Pennsylvania Budget Crisis Keeps Online Gambling Hopes Alive, Michigan Introduces Bill
Posted on: September 13, 2017, 03:48h.
Last updated on: September 13, 2017, 04:10h.
The Pennsylvania legislature is back in session this week, as lawmakers reconvene to resume squabbling about an ever-elusive budget agreement that could, eventually, legalize online gambling.
Urgency is growing, though, as the state could go broke on Friday for the first time in its history.
Treasurer Joe Torsella and Auditor General Eugene DePasquale have warned that Pennsylvania does not have enough money to pay $860 million in bills due by the end of the week, and neither seems in the mood to authorize another short-term loan to give the State House an extension on its Friday deadline.
The legislature passed a $32 billion budget bill in June without an accompanying plan to pay for it. In late July, the Senate approved bipartisan budget funding bills that included, among other things, $200 million in revenues from online gambling.

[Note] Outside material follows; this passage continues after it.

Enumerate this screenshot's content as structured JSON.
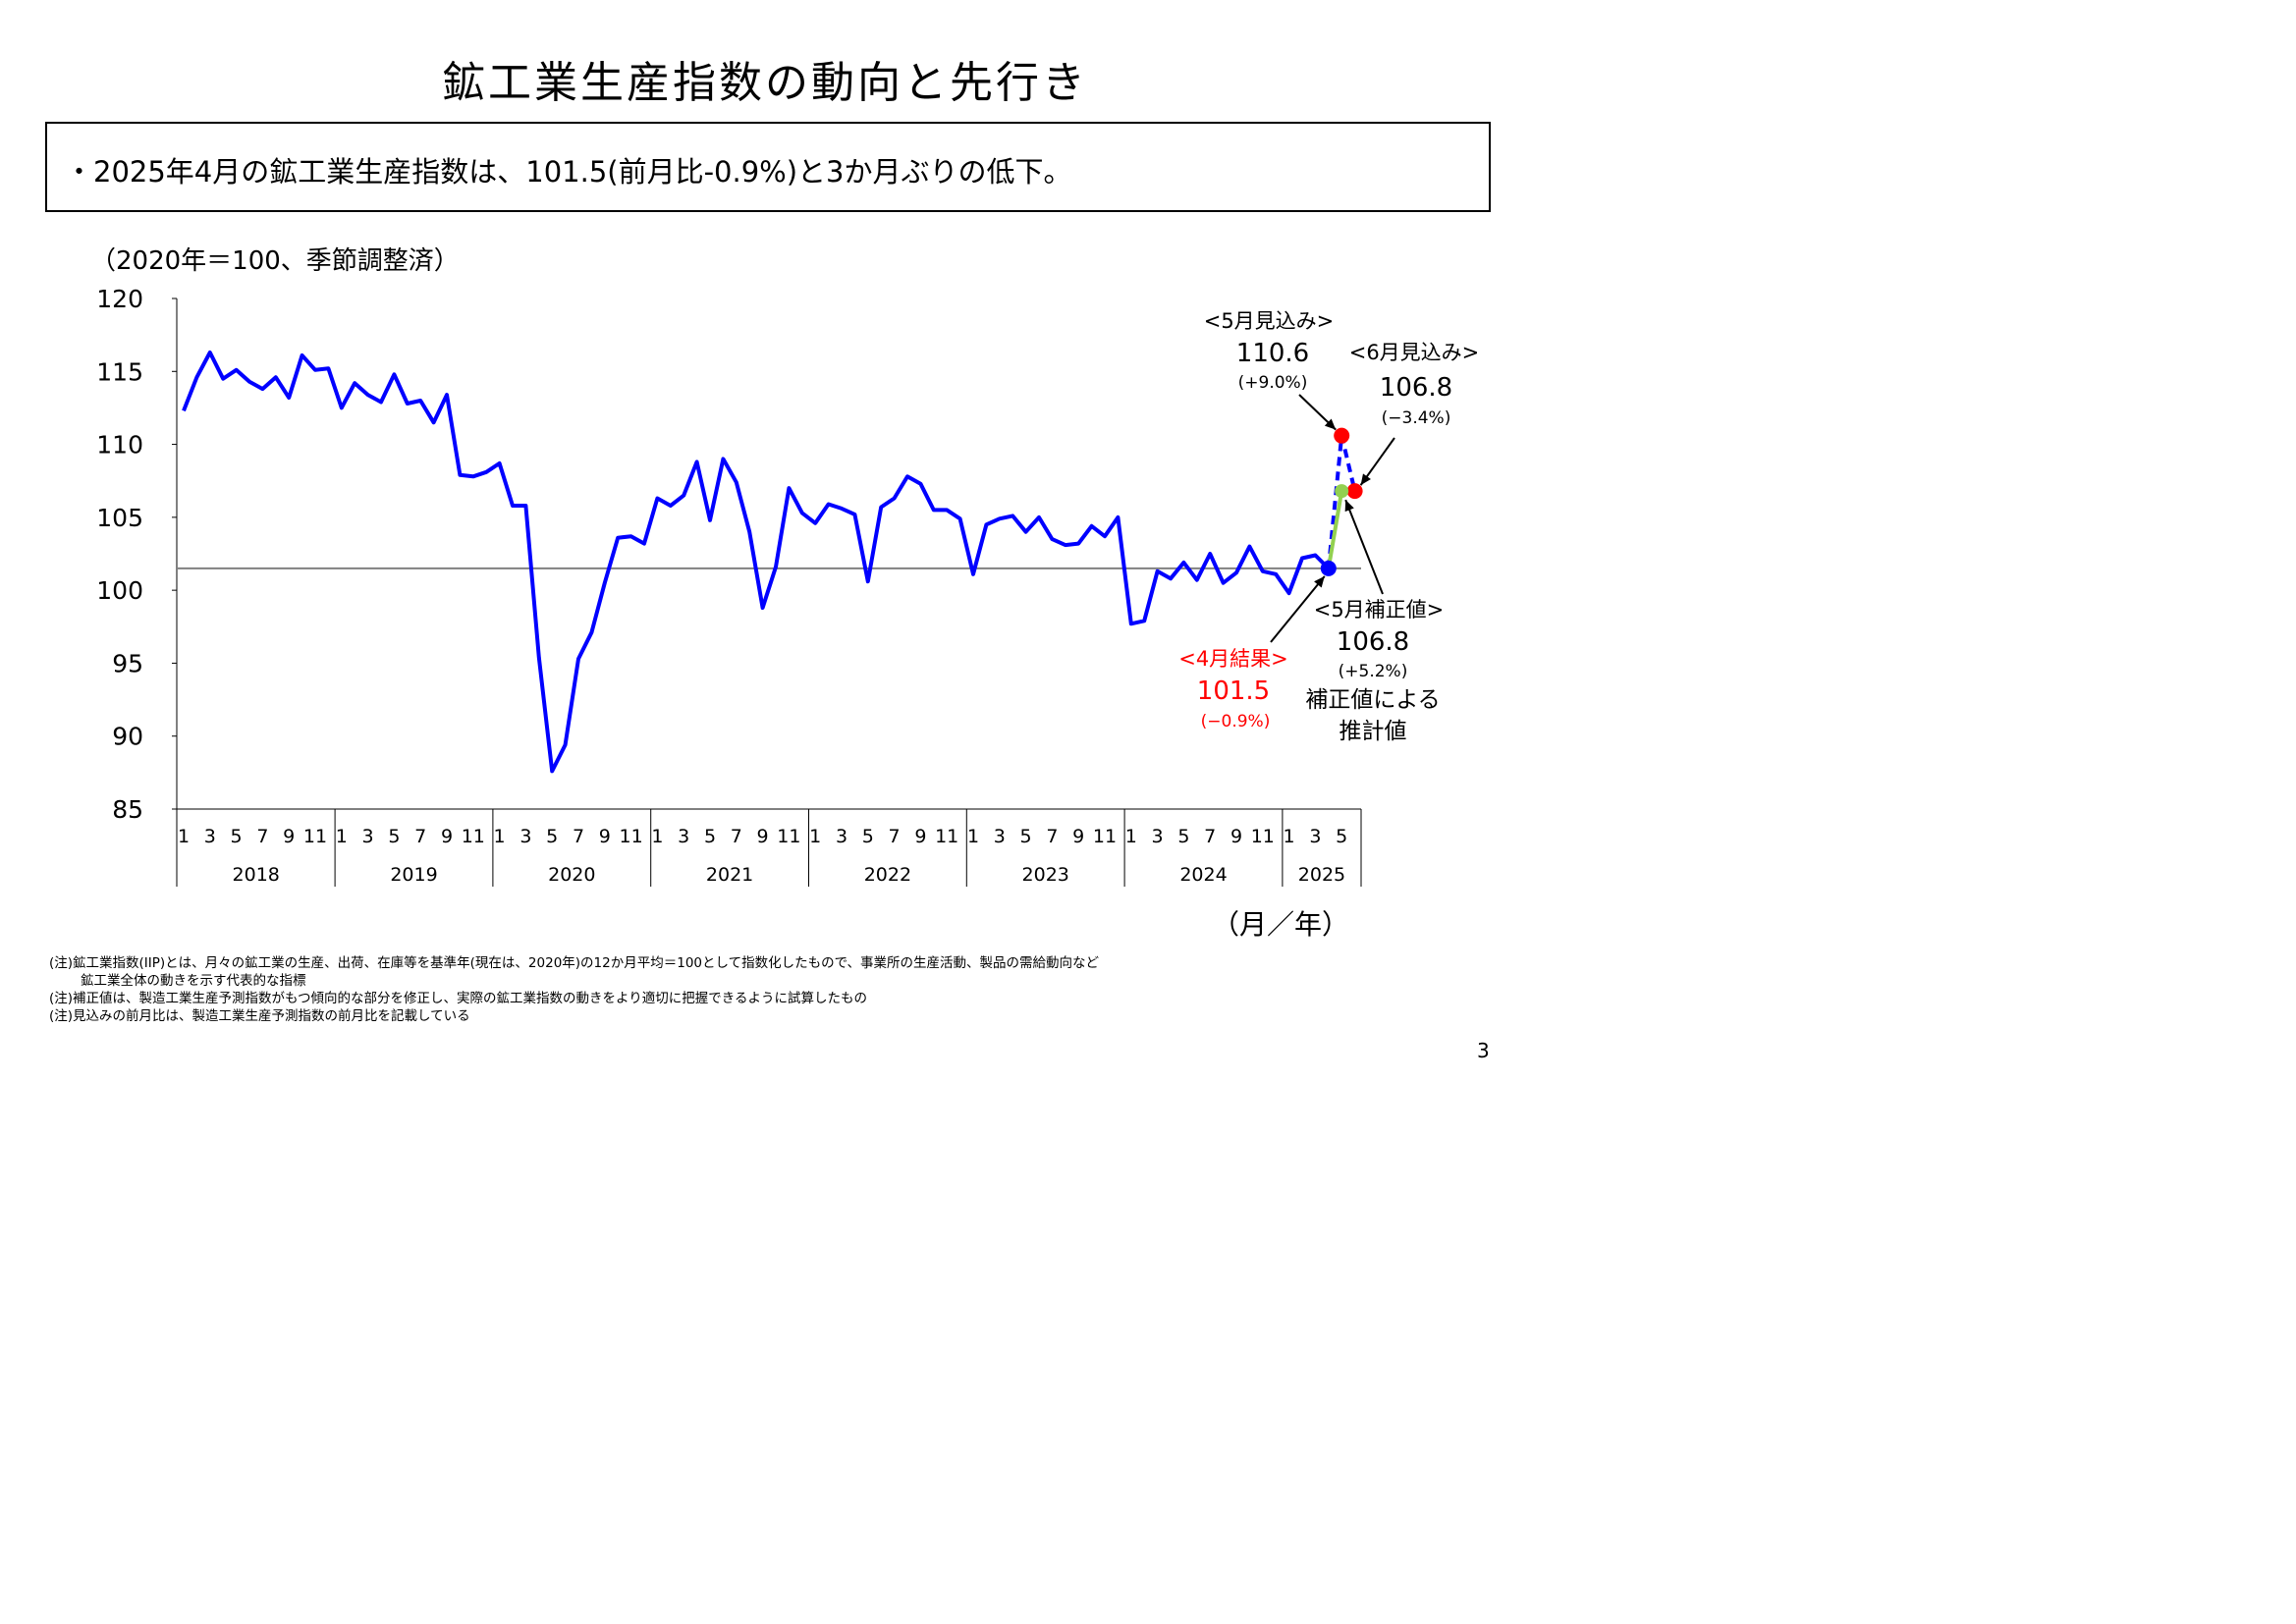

Having failed to come up with a workable budget plan of its own, the GOP-dominated House rejected the Senate plan and went on vacation for the rest of the summer.
Online Gaming Absent
This week, the House returned with a fiscally conservative, Republican-backed plan that makes no mention of online gambling. The so-called “Taxpayers Budget,” which has been widely mocked, proposes siphoning funds from a range of accounts earmarked for the development of transit, ports, rails and infrastructure.

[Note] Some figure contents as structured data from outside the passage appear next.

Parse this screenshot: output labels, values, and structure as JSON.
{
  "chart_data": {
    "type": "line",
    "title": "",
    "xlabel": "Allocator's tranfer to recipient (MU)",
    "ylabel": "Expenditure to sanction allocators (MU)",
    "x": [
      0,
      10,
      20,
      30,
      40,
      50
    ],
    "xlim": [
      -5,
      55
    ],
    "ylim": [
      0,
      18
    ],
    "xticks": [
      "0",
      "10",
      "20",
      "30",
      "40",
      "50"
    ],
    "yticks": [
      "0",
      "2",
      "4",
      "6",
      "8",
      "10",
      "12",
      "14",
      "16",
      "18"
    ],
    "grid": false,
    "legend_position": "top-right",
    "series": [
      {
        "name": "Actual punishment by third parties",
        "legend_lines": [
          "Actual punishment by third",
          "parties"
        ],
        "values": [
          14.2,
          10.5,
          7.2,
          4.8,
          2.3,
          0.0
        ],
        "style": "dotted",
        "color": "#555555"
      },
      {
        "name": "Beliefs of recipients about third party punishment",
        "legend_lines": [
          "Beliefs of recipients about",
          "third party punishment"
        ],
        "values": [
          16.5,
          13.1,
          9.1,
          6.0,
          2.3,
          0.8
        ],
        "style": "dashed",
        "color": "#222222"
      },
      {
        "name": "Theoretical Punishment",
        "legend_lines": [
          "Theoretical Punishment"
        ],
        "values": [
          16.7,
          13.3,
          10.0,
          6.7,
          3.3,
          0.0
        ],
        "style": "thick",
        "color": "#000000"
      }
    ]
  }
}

After previously pushing the state House to “get their act together,” Pennsylvania’s Democratic Gov. Tom Wolf has branded their latest idea “nonsense.” A vote on the plan scheduled for Tuesday did not materialize.
Meanwhile, if GOP House leaders are going to include gambling in an eventual budget plan, they favor a package that would include the authorization of video gaming terminals (VGTs) in bars and restaurants.

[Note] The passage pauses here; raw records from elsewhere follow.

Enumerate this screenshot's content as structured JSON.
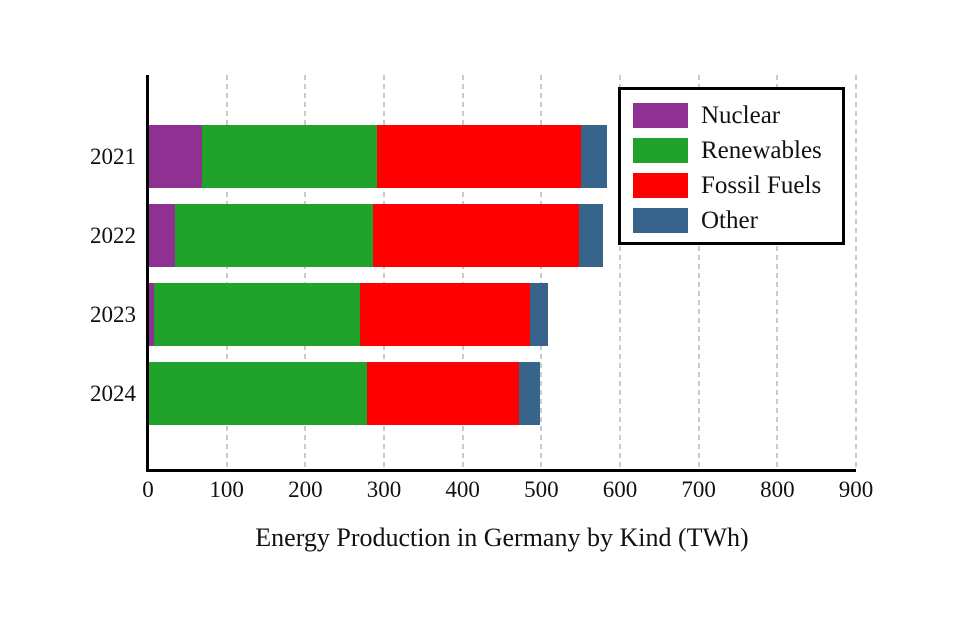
{
  "chart_data": {
    "type": "bar",
    "orientation": "horizontal",
    "stacked": true,
    "xlabel": "Energy Production in Germany by Kind (TWh)",
    "categories": [
      "2021",
      "2022",
      "2023",
      "2024"
    ],
    "series": [
      {
        "name": "Nuclear",
        "color": "#8e3192",
        "values": [
          69,
          34,
          7,
          0
        ]
      },
      {
        "name": "Renewables",
        "color": "#21a32b",
        "values": [
          222,
          252,
          262,
          279
        ]
      },
      {
        "name": "Fossil Fuels",
        "color": "#ff0000",
        "values": [
          260,
          262,
          216,
          192
        ]
      },
      {
        "name": "Other",
        "color": "#36648b",
        "values": [
          33,
          31,
          23,
          27
        ]
      }
    ],
    "x_ticks": [
      0,
      100,
      200,
      300,
      400,
      500,
      600,
      700,
      800,
      900
    ],
    "xlim": [
      0,
      900
    ],
    "grid": "vertical dashed gridlines at every 100",
    "legend_position": "top-right",
    "legend_items": [
      "Nuclear",
      "Renewables",
      "Fossil Fuels",
      "Other"
    ]
  },
  "colors": {
    "nuclear": "#8e3192",
    "renewables": "#21a32b",
    "fossil_fuels": "#ff0000",
    "other": "#36648b",
    "grid": "#cbcbcb",
    "axis": "#000000",
    "text": "#111111",
    "background": "#ffffff"
  }
}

But while the Republican-led Senate can possibly stomach online gambling, it finds VGTs unpalatable, which suggests is a long way away from consensus.
Nevertheless, Pennsylvania remains the state most likely to legalize and regulate online gambling next, if the state’s fiscal cliff somehow pushes disparate gambling interests together.
Michigan Next in Line
Meanwhile, Michigan could be the next state to give online gambling legalization a whirl. On Tuesday, State Rep. Brandt Iden introduced H 4926, which is due to be heard by the House Regulatory Reform Committee Wednesday.
The main obstacle for Michigan is the state’s mix of tribal and commercial gaming. Online gambling regulation must include tribal operators to have a chance at success, but to do that, Iden’s bill makes clear, would require tribes to renegotiate their compacts with the state.
Last year, a bill from Sen. Mike Kowall proposed that tribes would have to “renounce sovereign immunity” to be licensed, which was understandably unpopular and openly opposed by at least four tribal operators.